Novatek already has a Yamal LNG plant running at annual capacity of 16.5 million tonnes of super-cooled gas. It plans to start another project, Arctic LNG 2, in 2023.

Arctic LNG 2, with planned annual capacity of 20 million tonnes of LNG, is located on the Gydan peninsula across the straight from the LNG plant on the Yamal peninsula.

Novatek is looking to build more LNG facilities in the area as it aims to produce as much LNG as Qatar.

Mikhelson, who is also a major Novatek shareholder, told reporters in Tokyo that in two years' time, the three gas production licenses Novatek has on the Gydan peninsula would "give the necessary resource base for another LNG project of the size of Arctic LNG 2." He did not give a timeframe for the project.

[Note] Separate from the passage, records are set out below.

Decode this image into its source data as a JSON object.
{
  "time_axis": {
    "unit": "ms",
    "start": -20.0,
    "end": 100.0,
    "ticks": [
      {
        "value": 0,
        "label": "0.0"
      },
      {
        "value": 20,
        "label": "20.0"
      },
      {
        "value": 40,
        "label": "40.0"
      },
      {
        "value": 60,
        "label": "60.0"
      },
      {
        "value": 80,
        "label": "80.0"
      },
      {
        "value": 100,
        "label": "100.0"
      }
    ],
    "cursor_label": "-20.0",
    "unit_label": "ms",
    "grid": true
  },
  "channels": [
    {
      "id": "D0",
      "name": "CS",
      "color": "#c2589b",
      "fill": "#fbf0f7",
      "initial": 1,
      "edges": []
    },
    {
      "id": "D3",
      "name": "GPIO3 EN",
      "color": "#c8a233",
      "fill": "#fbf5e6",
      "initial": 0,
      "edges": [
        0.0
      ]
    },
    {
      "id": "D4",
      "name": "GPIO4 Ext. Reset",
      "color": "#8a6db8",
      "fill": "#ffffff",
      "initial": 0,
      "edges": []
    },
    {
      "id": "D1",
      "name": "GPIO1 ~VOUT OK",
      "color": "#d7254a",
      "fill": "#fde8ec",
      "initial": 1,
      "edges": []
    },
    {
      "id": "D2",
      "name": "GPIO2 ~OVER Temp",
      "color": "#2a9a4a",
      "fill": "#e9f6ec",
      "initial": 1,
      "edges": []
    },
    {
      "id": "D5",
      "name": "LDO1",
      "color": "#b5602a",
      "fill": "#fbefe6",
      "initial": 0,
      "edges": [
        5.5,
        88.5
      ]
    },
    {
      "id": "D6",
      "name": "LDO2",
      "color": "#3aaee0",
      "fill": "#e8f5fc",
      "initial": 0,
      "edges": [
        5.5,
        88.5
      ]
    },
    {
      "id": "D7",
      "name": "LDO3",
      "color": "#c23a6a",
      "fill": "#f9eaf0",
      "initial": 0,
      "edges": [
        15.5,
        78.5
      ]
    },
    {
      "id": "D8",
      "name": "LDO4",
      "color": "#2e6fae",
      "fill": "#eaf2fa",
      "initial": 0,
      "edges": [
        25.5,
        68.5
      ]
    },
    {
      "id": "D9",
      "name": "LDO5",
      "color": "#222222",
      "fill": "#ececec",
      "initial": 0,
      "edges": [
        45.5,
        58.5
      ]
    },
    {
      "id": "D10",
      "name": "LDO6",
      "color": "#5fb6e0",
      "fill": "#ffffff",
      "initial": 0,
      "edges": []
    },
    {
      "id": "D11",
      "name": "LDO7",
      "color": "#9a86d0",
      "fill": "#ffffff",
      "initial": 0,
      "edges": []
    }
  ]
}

Separately, Novatek said it has signed an agreement with Japan's Mitsui O.S.K. Lines and JBIC to implement projects to build marine LNG transhipment complexes in the Kamchatka and Murmansk regions of Russia.

"The... transhipment complexes will help to optimise logistics and maximize the efficiency of LNG deliveries from Yamal and Gydan to LNG key markets of the Asia-Pacific region," Mikhelson said in a statement.

Yamal LNG capacity is expected to reach around 19 million tonnes a year after a fourth production line at the plant is launched by the end of this year. Novatek also operates a small-scale LNG plant with an annual capacity of under 1 million tonnes, which it plans to expand.